The planet was designed to do just so much, and the subsistence lifestyles of the Indigenous is truly the only sustainable model. We will no longer live like gods on Earth.
In the end, belief is always trumped(no pun intended) by the data and the data is clear. The relative stability of the last 10k years is over and we can no longer depend on that stability to support stable human communities, this of course occurring at the same time our species through our hubris and ignorance fomenting ongoing and deepening overshoot. There is no turning back now, with the vast majority of humans responding with denial and entrenchment, yet another positive feedback loop of accelerating unraveling. Placing and keeping your house in order, and frankly i refer pretty much exclusively to your emotional and spiritual house is now of critical value. How do you maintain your kindness and your center when around you the world is burning and innocents are suffering…at our hand?

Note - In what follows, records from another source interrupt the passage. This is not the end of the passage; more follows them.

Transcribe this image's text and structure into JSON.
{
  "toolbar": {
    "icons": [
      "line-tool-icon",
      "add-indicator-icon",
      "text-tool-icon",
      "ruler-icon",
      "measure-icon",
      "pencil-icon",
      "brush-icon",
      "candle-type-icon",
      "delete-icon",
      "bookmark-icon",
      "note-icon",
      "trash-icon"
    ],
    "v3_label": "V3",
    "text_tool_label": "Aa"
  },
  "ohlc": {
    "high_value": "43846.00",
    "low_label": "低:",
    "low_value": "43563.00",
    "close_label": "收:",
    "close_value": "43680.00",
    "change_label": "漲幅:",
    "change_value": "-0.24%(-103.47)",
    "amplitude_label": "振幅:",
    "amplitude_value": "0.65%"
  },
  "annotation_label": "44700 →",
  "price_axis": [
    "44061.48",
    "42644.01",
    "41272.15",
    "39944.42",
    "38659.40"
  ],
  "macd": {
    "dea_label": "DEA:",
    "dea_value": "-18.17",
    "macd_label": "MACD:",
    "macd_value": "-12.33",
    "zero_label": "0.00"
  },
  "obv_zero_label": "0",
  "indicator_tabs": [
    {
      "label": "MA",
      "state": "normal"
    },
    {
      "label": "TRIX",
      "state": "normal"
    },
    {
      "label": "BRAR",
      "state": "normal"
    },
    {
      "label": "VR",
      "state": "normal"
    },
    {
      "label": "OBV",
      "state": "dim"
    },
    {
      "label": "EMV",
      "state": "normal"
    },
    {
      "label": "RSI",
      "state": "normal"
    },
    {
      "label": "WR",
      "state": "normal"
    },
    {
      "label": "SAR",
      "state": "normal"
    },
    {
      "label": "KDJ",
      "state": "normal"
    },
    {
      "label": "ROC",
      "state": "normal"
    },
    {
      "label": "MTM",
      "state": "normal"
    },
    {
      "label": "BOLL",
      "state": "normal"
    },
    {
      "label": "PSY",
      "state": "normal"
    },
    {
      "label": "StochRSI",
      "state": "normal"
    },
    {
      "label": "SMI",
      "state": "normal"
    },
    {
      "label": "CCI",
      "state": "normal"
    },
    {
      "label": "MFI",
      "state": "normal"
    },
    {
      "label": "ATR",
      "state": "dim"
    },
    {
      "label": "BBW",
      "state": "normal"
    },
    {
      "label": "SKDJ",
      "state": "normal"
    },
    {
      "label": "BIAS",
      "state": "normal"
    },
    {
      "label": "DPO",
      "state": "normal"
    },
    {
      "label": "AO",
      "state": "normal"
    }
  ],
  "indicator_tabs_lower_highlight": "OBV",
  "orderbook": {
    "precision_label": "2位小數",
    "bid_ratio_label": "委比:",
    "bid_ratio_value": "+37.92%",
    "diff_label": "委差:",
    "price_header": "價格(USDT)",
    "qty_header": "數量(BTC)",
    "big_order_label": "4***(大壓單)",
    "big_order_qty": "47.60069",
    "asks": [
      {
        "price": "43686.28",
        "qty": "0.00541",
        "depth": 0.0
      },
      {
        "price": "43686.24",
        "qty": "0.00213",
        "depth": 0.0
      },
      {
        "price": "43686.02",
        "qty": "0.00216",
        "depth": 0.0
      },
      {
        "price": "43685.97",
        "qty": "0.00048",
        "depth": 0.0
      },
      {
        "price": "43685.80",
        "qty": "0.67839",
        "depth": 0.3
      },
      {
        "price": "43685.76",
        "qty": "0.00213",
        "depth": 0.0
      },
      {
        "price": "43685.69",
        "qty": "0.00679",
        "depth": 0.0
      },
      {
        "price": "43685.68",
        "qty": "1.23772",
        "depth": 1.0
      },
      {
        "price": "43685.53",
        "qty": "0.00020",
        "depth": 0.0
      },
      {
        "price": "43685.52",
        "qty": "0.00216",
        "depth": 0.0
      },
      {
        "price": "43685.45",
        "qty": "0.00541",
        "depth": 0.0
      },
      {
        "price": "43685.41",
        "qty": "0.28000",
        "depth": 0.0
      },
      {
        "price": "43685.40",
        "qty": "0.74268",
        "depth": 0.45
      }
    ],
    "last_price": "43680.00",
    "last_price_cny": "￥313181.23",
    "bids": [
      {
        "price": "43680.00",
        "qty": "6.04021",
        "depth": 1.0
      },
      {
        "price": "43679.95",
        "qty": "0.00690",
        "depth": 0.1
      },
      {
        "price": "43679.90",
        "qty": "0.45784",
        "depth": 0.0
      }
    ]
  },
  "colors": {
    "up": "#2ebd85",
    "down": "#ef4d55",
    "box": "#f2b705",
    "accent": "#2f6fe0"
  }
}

Yes, the earth and its critters will suffer unimaginable pain, but in time, the earth will renew and life here will continue on this incredible planet. A few million years from now there will be little left to show that Homo sapiens was ever here.
Group no 5 for me, please.
So a doomer for sure. But then again, most evidence say that we are probably doomed by now.
For me this still feels better than being in one of the other four groups, groups where pure fantasy seem to play no small part.